Frozen Pizza Sorting and Inspection
Automatically confirm pizza type, proper ingredients, and absence of physical contaminants
Frozen pizza is an extremely competitive consumer food market. The ability to consistently produce appealing, symmetrical pizzas with minimal waste is key to survival. Pizzas are manufactured in large volumes by dropping sauce, cheese, and a variety of toppings as precooked dough disks move past on a conveyor. Pizzas are then fast-frozen in a tunnel freezer or spiral freezer.

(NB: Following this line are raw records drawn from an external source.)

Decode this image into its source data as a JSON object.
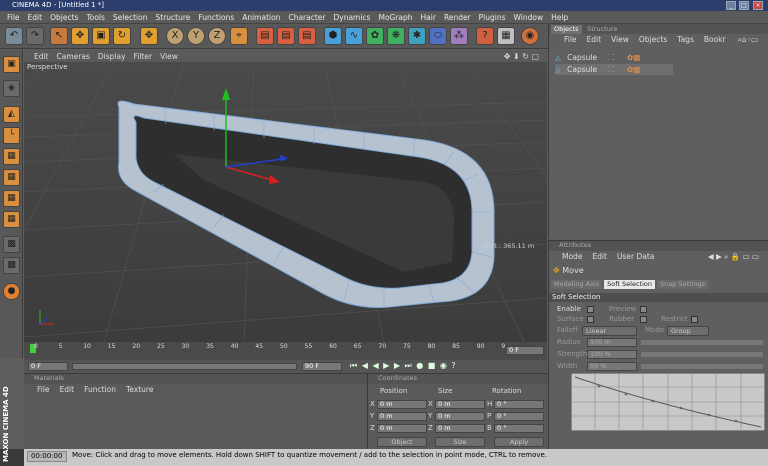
{
  "window": {
    "title": "CINEMA 4D - [Untitled 1 *]"
  },
  "menubar": [
    "File",
    "Edit",
    "Objects",
    "Tools",
    "Selection",
    "Structure",
    "Functions",
    "Animation",
    "Character",
    "Dynamics",
    "MoGraph",
    "Hair",
    "Render",
    "Plugins",
    "Window",
    "Help"
  ],
  "viewport": {
    "menu": [
      "Edit",
      "Cameras",
      "Display",
      "Filter",
      "View"
    ],
    "label": "Perspective",
    "distance": "Dist : 365.11 m"
  },
  "timeline": {
    "ticks": [
      "0",
      "5",
      "10",
      "15",
      "20",
      "25",
      "30",
      "35",
      "40",
      "45",
      "50",
      "55",
      "60",
      "65",
      "70",
      "75",
      "80",
      "85",
      "90",
      "9"
    ],
    "current_frame": "0 F",
    "start_frame": "0 F",
    "end_frame": "90 F"
  },
  "materials": {
    "header": "Materials",
    "menu": [
      "File",
      "Edit",
      "Function",
      "Texture"
    ]
  },
  "coordinates": {
    "header": "Coordinates",
    "col_headers": [
      "Position",
      "Size",
      "Rotation"
    ],
    "rows": [
      {
        "axis": "X",
        "pos": "0 m",
        "size_axis": "X",
        "size": "0 m",
        "rot_axis": "H",
        "rot": "0 °"
      },
      {
        "axis": "Y",
        "pos": "0 m",
        "size_axis": "Y",
        "size": "0 m",
        "rot_axis": "P",
        "rot": "0 °"
      },
      {
        "axis": "Z",
        "pos": "0 m",
        "size_axis": "Z",
        "size": "0 m",
        "rot_axis": "B",
        "rot": "0 °"
      }
    ],
    "mode_select": "Object",
    "size_select": "Size",
    "apply_label": "Apply"
  },
  "objects_panel": {
    "tabs": [
      "Objects",
      "Structure"
    ],
    "menu": [
      "File",
      "Edit",
      "View",
      "Objects",
      "Tags",
      "Bookr"
    ],
    "items": [
      "Capsule",
      "Capsule"
    ]
  },
  "attributes": {
    "header": "Attributes",
    "menu": [
      "Mode",
      "Edit",
      "User Data"
    ],
    "tool_name": "Move",
    "tabs": [
      "Modeling Axis",
      "Soft Selection",
      "Snap Settings"
    ],
    "section": "Soft Selection",
    "enable_label": "Enable",
    "preview_label": "Preview",
    "surface_label": "Surface",
    "rubber_label": "Rubber",
    "restrict_label": "Restrict",
    "falloff_label": "Falloff",
    "falloff_value": "Linear",
    "mode_label": "Mode",
    "mode_value": "Group",
    "radius_label": "Radius",
    "radius_value": "100 m",
    "strength_label": "Strength",
    "strength_value": "100 %",
    "width_label": "Width",
    "width_value": "50 %"
  },
  "status": {
    "time": "00:00:00",
    "message": "Move: Click and drag to move elements. Hold down SHIFT to quantize movement / add to the selection in point mode, CTRL to remove."
  },
  "brand": "MAXON CINEMA 4D",
  "colors": {
    "title_bar": "#2c3e6b",
    "selection_blue": "#7fa8d8",
    "axis_y": "#1fbf1f",
    "axis_x": "#d82020",
    "axis_z": "#2040d0"
  }
}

The production rate is high, so placement and volume are not precise. Before packaging, each pizza must be visually inspected to ensure it meets various criteria, including the type of pizza, the number of pieces of particular discrete ingredient such as pepperoni, and the absence of any physical contaminants.
Like most food items, pizzas vary widely in appearance. Pepperoni slices can appear anywhere in the circle and the distribution of other ingredients can also vary significantly. Any number of undesired ingredients from other pizza varieties can appear, as can other physical contaminants such as bits of plastic. Conventional machine vision has trouble distinguishing between acceptable variations and unacceptable ones. It also struggles with the wide range of possible defects.
Cognex AI-enabled technology is an ideal solution for automating frozen food inspection applications. It has different tools that train on sets of images of different pizza varieties and pizza topping distributions and learn to make the distinctions necessary to pass only pizzas that meet requirements.
The part location tool trains on a small set of images of pizzas with the desired number of pieces of pepperoni or other toppings. It then identifies, locates, and counts pepperoni slices, even when they are touching or overlapping, while ignoring variations in the underlying cheese and sauce. If the number of topping pieces falls outside prescribed limits, the pizza is rejected.
The defect detection tool trains on a set of images of acceptable pizzas, even those with a large variety of toppings. It then detects any physical contaminants, including toppings not appropriate to this pizza type, while ignoring variations in the underlying cheese and sauce. Consumers do not, after all, expect or want to find a mushroom on the meat supreme pizza they just bought for dinner.
The classification tool trains on a labeled set of the full range of possible pizza varieties that are produced in the facility. It then distinguishes each variety and can sort them so that they are placed in their appropriate packaging and accurately entered into inventory. All of these tools used together help manufacturers automate processed food inspections ensure only the highest quality products leave the facility and end up on customer’s kitchen tables.